How To Make Pan-Fried London Broil
Savor in a perfectly cooked steak soaked in delicious herbs and wine marinade. It’s the perfect recipe for any special occasion served with a glass of rosé!
- In a Ziploc bag, marinate the London broil with garlic, rosemary, parsley, wine, mushrooms, salt and pepper, and shallots.
- Marinate the beef for 1 hour in the refrigerator.
- Preheat the oven to 360 degrees F. Afterward, remove the steak from the marinade and reserve the liquid.
- Heat a large skillet with oil and cook the steak over medium heat. Cook for about 3 to 4 minutes per side and finish this in the oven to your desired doneness.
- Remove the steak from the skillet and saute the mushroom and set aside.
- Pour in the reserved marinade along with the tomatoes and the beef broth. Cook the mixture on low heat for 20 minutes until the broth becomes thick, remove from the heat and swirl in the butter.
- Slice the steaks to your desired thickness. Top it off with a little bit of parsley and enjoy a perfectly cooked, tenderized London broil!
- Sugar: 4g
- Calcium: 85mg
- Calories: 439kcal
- Carbohydrates: 9g
- Cholesterol: 153mg
- Fat: 14g
- Fiber: 2g
- Iron: 6mg
- Monounsaturated Fat: 5g
- Polyunsaturated Fat: 1g
- Potassium: 1498mg
- Protein: 57g
- Saturated Fat: 6g
- Sodium: 611mg
- Trans Fat: 1g
- Vitamin A: 913IU
- Vitamin C: 13mg
Commonly Asked Questions
How to cook a London Broil in the oven?
Preheat your oven to 425 degrees F. While it’s preheating, sear your marinated meat in a pan for 2 minutes per side. Transfer the steak in a baking dish and bake for 5 to 6 minutes. Afterwhich, flip your steak and cook for 3 to 4 minutes for a rare steak or until it has reached your desired internal temperature.
When it comes to internal temperature, a rare steak is between 120 to 125 degrees F. Medium rare is 130 to 135 degrees F while Medium is 140 to 145 degrees F. Medium well is 150 to 155 degrees F, and Well done ranges from 160 degrees F and above.
How do you grill London broil?
Repeat the same steps for the marinade and, depending on your grill, you can either set it on high or at 450 degrees F. Pat dry your meat using paper towels and place them on the grill, cooking them for 4 to 6 minutes each side or until it reaches your desired internal temperature. Don’t forget to rest your meat before slicing.

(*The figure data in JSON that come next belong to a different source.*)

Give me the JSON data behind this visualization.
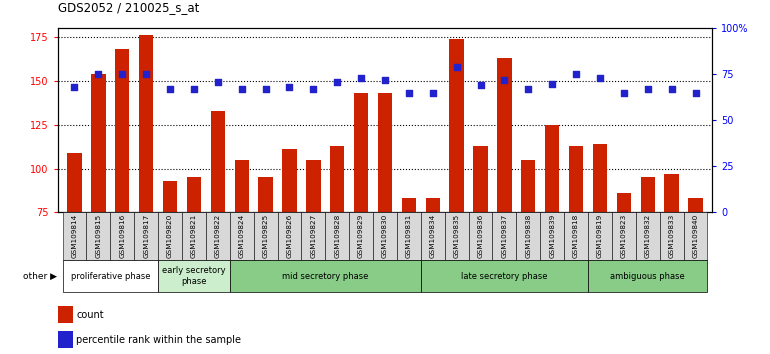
{
  "title": "GDS2052 / 210025_s_at",
  "samples": [
    "GSM109814",
    "GSM109815",
    "GSM109816",
    "GSM109817",
    "GSM109820",
    "GSM109821",
    "GSM109822",
    "GSM109824",
    "GSM109825",
    "GSM109826",
    "GSM109827",
    "GSM109828",
    "GSM109829",
    "GSM109830",
    "GSM109831",
    "GSM109834",
    "GSM109835",
    "GSM109836",
    "GSM109837",
    "GSM109838",
    "GSM109839",
    "GSM109818",
    "GSM109819",
    "GSM109823",
    "GSM109832",
    "GSM109833",
    "GSM109840"
  ],
  "counts": [
    109,
    154,
    168,
    176,
    93,
    95,
    133,
    105,
    95,
    111,
    105,
    113,
    143,
    143,
    83,
    83,
    174,
    113,
    163,
    105,
    125,
    113,
    114,
    86,
    95,
    97,
    83
  ],
  "percentile": [
    68,
    75,
    75,
    75,
    67,
    67,
    71,
    67,
    67,
    68,
    67,
    71,
    73,
    72,
    65,
    65,
    79,
    69,
    72,
    67,
    70,
    75,
    73,
    65,
    67,
    67,
    65
  ],
  "ylim_left": [
    75,
    180
  ],
  "ylim_right": [
    0,
    100
  ],
  "yticks_left": [
    75,
    100,
    125,
    150,
    175
  ],
  "yticks_right": [
    0,
    25,
    50,
    75,
    100
  ],
  "ytick_labels_right": [
    "0",
    "25",
    "50",
    "75",
    "100%"
  ],
  "bar_color": "#cc2200",
  "dot_color": "#2222cc",
  "phases": [
    {
      "label": "proliferative phase",
      "start": 0,
      "end": 4,
      "color": "#ffffff",
      "text_color": "#000000"
    },
    {
      "label": "early secretory\nphase",
      "start": 4,
      "end": 7,
      "color": "#cceecc",
      "text_color": "#000000"
    },
    {
      "label": "mid secretory phase",
      "start": 7,
      "end": 15,
      "color": "#88cc88",
      "text_color": "#000000"
    },
    {
      "label": "late secretory phase",
      "start": 15,
      "end": 22,
      "color": "#88cc88",
      "text_color": "#000000"
    },
    {
      "label": "ambiguous phase",
      "start": 22,
      "end": 27,
      "color": "#88cc88",
      "text_color": "#000000"
    }
  ],
  "legend_count_label": "count",
  "legend_pct_label": "percentile rank within the sample",
  "other_label": "other",
  "tick_bg_color": "#d8d8d8"
}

Why should I rest the meat?
It’s important to rest the steak for two reasons: first, it allows the juices to re-distribute within the meat. If you immediately slice the meat, all the juices will spill out. Second, when you take it off the heat, the meat is still cooking. Letting it rest allows the meat to cool and reach your desired internal temperature.
ConclusionHome cooks often struggle with cooking steak, especially when it comes to tough cuts like top round steak or flank. But this easy London Broil recipe guides you to perfectly seasoned, deliciously cooked meat even as a beginner. The red wine and herbs marinade distributes enticing notes. The broth makes an excellent thick base, adding meatier flavors to the dish. This juicy and tender meat exhibits a true Golden Corral copycat!